Bütün bunların yanında, Arjun Appadurai’nin de not ettiği gibi, sosyal medyada toplumun belirli kesimlerini kolaylıkla hareket geçirme, her fikre ve her yaklaşıma bir müttefik bulup taraftar kazanma algısı da bu yorgunluğu tetikleyen bir diğer unsur…

Artık kanaatler sorgulanmak yerine taraftar bularak kendi reklamlarını yapabilme peşinde…

Bana kalırsa, Türkiye’de tanık olunan Woke entelektüellerini çekilmez kılan da bu… Demokrasiyi arzuladıklarını söyleyenlerin kendi sığ kanaatlerine taraftar bulmak dışında pek bir şey yapmadığını söylemek gerekiyor.

Woke fetişizmi ise bu yorgunluğu, arkasındaki sermaye ve medya desteğiyle birlikte, daha da arttıracak bir tehlikeyi taşıyor.

Öte yandan, woke kültürü adlandırmasında da bir hata var, bana göre. Woke, Theodor W. Adorno’nun kültür endüstrisi olarak işaret ettiği fetişist bir çerçeve, bir ayartma olarak ele alınmalıdır.
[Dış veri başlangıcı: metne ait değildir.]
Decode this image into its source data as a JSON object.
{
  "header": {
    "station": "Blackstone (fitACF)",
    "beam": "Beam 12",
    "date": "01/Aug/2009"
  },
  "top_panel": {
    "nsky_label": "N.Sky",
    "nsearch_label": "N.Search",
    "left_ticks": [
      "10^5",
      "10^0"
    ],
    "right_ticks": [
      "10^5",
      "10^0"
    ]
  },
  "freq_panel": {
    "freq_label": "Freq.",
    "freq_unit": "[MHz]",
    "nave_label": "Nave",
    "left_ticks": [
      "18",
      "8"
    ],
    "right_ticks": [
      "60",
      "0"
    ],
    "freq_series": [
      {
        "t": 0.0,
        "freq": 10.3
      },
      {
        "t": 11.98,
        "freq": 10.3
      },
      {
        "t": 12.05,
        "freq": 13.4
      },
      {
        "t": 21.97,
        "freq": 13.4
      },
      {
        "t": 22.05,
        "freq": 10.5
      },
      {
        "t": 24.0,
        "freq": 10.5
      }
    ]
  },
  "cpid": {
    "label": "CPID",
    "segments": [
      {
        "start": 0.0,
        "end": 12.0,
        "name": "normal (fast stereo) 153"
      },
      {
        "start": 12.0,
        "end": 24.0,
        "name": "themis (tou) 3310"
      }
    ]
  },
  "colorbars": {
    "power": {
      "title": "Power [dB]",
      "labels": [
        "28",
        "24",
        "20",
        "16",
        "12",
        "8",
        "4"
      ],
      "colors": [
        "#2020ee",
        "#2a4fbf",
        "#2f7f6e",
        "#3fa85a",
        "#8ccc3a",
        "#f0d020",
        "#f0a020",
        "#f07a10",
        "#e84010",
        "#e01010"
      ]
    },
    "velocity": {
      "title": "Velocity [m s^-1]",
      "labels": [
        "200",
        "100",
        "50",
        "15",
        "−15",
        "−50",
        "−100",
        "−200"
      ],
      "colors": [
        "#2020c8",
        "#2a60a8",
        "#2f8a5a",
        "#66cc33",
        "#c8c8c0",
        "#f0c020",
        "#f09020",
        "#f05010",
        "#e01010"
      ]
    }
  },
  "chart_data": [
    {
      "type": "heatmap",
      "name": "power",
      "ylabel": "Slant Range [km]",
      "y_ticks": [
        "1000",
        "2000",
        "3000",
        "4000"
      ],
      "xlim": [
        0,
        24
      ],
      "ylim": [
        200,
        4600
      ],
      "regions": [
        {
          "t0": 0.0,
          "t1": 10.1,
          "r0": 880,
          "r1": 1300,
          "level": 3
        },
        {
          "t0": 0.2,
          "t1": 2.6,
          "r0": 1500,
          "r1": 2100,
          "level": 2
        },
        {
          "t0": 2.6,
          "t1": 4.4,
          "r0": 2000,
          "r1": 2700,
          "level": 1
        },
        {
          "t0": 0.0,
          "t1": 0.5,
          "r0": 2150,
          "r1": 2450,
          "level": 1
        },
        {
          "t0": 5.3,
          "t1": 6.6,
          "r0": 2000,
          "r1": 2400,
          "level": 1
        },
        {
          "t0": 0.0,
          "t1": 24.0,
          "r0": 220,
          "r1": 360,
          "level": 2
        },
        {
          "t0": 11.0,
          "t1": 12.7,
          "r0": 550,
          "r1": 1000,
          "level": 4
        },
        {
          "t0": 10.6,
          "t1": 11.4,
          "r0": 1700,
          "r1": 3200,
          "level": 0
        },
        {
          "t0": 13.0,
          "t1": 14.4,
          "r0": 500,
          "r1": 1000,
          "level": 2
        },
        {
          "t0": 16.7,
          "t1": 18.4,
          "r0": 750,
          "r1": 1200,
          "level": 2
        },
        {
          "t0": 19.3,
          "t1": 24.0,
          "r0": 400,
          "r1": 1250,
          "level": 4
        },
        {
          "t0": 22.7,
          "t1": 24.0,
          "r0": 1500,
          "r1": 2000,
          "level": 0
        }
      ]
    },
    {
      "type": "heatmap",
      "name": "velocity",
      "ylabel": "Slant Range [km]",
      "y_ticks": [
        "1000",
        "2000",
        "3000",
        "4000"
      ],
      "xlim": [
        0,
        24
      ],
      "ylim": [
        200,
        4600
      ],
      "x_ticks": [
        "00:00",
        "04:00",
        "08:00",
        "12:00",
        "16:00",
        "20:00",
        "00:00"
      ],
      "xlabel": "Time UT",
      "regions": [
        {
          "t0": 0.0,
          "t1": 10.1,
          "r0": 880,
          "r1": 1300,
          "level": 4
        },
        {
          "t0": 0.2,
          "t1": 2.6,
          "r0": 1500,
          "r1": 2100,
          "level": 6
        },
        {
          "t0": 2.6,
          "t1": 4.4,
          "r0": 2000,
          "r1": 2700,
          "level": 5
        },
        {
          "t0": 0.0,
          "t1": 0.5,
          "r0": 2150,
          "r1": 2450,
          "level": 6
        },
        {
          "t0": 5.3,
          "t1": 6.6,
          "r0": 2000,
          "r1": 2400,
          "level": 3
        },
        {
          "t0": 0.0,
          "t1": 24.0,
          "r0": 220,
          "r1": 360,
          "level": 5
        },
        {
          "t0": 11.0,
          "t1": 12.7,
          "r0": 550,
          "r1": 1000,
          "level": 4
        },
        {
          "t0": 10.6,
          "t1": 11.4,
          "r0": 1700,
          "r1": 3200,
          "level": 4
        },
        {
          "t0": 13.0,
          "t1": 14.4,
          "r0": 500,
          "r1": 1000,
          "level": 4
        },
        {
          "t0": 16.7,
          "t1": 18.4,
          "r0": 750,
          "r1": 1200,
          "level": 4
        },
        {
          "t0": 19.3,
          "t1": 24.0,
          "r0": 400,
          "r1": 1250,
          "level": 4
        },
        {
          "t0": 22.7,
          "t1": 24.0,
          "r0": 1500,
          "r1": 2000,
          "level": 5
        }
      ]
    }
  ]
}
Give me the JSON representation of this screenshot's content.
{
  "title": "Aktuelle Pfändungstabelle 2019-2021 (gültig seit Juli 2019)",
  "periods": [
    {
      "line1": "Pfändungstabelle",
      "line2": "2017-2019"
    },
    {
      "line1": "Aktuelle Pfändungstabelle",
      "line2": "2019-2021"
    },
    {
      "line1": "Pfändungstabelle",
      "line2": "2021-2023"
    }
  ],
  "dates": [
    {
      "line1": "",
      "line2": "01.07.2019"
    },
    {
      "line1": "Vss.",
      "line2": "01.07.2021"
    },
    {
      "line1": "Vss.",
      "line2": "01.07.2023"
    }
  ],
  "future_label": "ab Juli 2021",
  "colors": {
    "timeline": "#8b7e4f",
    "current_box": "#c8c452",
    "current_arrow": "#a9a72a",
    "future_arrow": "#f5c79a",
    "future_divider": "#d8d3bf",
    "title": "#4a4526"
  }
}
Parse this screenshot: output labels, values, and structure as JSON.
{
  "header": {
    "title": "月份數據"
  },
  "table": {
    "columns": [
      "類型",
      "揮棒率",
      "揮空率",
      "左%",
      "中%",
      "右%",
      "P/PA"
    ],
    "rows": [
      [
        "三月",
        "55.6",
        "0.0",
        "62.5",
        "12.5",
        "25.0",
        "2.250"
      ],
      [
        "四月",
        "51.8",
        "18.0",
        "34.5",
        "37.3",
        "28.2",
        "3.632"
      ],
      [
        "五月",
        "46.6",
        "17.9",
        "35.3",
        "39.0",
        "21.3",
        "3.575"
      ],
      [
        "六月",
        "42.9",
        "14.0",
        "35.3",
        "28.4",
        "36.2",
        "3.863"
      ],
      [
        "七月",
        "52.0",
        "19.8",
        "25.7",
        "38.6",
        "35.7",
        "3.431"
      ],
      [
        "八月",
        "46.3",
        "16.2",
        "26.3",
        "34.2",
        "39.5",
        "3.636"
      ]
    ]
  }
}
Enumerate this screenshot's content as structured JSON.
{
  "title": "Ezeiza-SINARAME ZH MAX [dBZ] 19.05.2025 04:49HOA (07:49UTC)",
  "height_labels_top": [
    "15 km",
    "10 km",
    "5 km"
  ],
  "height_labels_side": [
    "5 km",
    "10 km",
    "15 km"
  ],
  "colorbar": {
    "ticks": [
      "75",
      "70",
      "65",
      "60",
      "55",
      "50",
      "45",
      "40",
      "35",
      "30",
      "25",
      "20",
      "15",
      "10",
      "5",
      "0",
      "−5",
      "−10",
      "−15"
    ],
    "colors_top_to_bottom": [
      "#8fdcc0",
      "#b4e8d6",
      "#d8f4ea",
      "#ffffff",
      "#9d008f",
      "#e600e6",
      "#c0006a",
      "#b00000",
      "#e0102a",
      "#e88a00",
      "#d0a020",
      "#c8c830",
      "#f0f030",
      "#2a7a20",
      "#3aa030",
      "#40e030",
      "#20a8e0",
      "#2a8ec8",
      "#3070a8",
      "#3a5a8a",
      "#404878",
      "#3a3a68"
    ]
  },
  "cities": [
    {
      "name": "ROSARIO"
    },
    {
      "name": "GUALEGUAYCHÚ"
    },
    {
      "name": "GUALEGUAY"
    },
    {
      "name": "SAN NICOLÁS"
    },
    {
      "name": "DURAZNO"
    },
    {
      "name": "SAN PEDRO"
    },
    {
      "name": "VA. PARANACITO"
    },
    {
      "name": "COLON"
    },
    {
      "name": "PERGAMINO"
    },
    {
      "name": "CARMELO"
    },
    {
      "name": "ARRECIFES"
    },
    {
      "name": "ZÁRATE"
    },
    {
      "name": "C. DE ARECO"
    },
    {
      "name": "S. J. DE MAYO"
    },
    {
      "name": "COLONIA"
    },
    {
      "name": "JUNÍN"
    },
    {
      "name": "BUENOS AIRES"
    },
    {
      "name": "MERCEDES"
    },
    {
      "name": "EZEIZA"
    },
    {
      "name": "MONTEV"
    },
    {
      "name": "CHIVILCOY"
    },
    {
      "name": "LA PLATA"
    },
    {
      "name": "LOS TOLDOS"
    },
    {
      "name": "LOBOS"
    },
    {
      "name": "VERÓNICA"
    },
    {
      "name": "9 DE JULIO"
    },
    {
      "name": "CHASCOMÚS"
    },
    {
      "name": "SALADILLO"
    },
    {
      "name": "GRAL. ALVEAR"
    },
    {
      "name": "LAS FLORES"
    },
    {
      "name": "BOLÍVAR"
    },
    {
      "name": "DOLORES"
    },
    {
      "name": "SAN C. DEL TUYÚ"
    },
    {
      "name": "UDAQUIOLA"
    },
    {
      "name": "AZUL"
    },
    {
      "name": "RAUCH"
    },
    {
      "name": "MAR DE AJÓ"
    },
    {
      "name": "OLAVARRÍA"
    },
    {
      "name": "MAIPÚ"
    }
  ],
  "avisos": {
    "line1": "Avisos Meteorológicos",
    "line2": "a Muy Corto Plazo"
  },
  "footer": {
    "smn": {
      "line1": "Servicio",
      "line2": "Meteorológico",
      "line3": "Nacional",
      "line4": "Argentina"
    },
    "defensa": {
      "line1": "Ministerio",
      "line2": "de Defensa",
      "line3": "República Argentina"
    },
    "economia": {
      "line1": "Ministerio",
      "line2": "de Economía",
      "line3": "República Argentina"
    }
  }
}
Adorno’ya göre kültür endüstrisi, kitle kültüründen farklı olarak, müşterilerini “kasten ve tepeden bütünleştirme” hevesindedir. Adorno “endüstri” sözcüğünü belirli konuların standartize edilmesi, yaygınlaştırılması ve rasyonalize edilmesi bağlamında kullanır.

Woke, söylemsel ayartıcılığı ve yaygınlığıyla tam da böylesi bir endüstriyel rasyonalizasyon işlemidir.

Demokrasi yorgunluğunun göstergelerinden olan “taraftar bulma” pratiği ile düşünüldüğünde bu rasyonalizasyon, dilinden düşürmediği demokrasiyi, onu ayakta tutacak bir tözden, omurgadan mahrum bıraktığı gibi, kamusallığın ve cumhuriyetçi erdemlerin ölümünü de çağırmaktadır.

Dolayısıyla woke endüstrisini, çağımızdaki bir iktidar pratiği olarak görmek mümkün… Pier Paolo Pasolini’nin Salo’sunda geçen şu cümleyi hatırlayacak şekilde elbette: “Gerçek anarşi, iktidarın anarşisidir.”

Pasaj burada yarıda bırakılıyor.